Weil sie Pudding mit der Gabel essen: Das Internet erklärt die Jugend für verblödet
| von Thomsen / Foerde.news
Flensburg – Was darf die Jugend – und wie viel Unsinn ist erlaubt, bevor es „zu viel“ wird? Diese Frage stellte sich am vergangenen Freitag nicht im Bundestag, sondern an der Flensburger Hafenspitze. Rund 400 Menschen versammelten sich dort für eine bundesweit wachsende Social-Media-Aktion: gemeinsames Puddingessen – mit der Gabel. Löffel? Tabu. Sinn? Fraglich. Schaden? Keiner. Doch was folgte, war ein digitaler Shitstorm sondergleichen.
Unter einem Beitrag von Förde.news auf Facebook entlud sich, was man fast schon als Generationenkonflikt im Kommentarformat bezeichnen könnte. Während viele Kommentierende den augenzwinkernden Gabel-Hype als albern, dumm oder gar „Zeichen der Verblödung“ abstempelten, verteidigten andere die Aktion vehement – mit Witz, Charme und durchaus ernst gemeinten Argumenten.
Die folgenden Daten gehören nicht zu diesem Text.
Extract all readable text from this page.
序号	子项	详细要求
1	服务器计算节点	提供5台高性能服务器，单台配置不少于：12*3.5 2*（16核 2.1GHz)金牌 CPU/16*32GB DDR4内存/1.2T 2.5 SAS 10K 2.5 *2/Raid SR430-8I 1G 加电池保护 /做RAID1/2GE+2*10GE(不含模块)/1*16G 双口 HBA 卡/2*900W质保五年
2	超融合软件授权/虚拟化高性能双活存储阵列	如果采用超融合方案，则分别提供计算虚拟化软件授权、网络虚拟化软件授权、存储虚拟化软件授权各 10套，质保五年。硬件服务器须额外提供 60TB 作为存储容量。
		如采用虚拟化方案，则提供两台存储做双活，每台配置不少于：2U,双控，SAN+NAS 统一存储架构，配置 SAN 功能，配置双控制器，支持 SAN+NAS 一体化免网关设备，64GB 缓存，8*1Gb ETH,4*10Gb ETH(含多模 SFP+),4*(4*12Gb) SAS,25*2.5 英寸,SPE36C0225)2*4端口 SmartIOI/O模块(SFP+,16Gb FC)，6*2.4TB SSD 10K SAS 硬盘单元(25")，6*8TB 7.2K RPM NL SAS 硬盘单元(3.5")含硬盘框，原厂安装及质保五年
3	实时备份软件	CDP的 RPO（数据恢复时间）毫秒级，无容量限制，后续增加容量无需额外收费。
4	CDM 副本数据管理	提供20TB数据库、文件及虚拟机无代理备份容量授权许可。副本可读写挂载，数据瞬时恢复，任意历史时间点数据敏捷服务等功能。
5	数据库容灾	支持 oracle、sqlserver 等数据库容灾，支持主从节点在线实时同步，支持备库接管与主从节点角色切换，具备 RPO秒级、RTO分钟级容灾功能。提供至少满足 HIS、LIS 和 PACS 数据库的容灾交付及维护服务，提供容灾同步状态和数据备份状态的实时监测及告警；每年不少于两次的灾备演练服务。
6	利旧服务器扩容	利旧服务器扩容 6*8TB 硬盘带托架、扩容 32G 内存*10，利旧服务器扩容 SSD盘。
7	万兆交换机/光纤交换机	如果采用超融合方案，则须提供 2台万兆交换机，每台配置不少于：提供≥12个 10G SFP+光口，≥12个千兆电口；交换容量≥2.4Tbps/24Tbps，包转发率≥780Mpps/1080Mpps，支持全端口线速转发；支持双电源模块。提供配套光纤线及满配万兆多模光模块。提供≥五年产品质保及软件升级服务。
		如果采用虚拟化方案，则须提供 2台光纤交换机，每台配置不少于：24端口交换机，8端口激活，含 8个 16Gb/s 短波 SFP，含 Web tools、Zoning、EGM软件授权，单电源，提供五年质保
„Neuer Trend: Jugend verblödet immer mehr“, schrieb Jens F. – und setzte damit den Ton für eine Welle an Unverständnis. „Ein Volk verblödet“, sekundierte ein anderer. Die Kommentare reichten von polemisch („Pudding im Gehirn“) bis kulturkritisch („So einen Blödsinn hätte es in den 80ern nie gegeben“). Einige bemühten gleich den ganz großen Bogen: „Ein Hoch auf die Dummgesellschaft“, kommentierte Paul P. resigniert. Und Silvia K. schrieb: „Die Verblödung dieses Landes nimmt beängstigende Formen an.“
Andere wiederum suchten die Schuld weniger bei der Jugend als beim Medium: „Und das ist der Grund, warum Politiker ein Social-Media-Verbot für unter 16-Jährige fordern“, hieß es. Oder auch: „Der Inhalt passt zum Medium.“
Doch zwischen Zynismus und Weltuntergangsprognose mischten sich auch differenzierte Stimmen – und eine ganze Reihe an Kommentierenden, die den Trend verteidigten. „Meine Güte, was hier an verbitterten Menschen unterwegs ist“, schrieb etwa Selina W. „Diese Kinder und Jugendlichen tun niemandem weh. Sie essen einfach nur Pudding mit der Gabel. Wie kann man sich darüber so aufregen?“ Ihre Mitstreiterin Leaa B. ergänzte: „Es geht doch darum, gemeinsam Spaß zu haben – statt sich ständig mit negativen Schlagzeilen über Gewalt oder Kriminalität zu beschäftigen. Hier geht einfach mal alles gut aus.“
Ein anderer Nutzer formulierte es scharf: „Verblöden ist nicht, draußen Quatsch zu machen, sondern sich im Netz wie ein Höhlenmensch über diesen Quatsch aufzuregen.“
Dominik U. ging in seiner Replik noch einen Schritt weiter: „Nicht die Pudding-Esser sind das Problem – sondern die, die hier beleidigen, meckern und sich echauffieren. Solchen Leuten sollte man das Internet wegnehmen.“ Andere Kommentierende wie Brigitte E. oder Sarina S. fragten berechtigterweise: Was ist so schlimm daran, wenn Jugendliche sich einfach mal draußen treffen, gemeinsam lachen und dabei niemandem schaden?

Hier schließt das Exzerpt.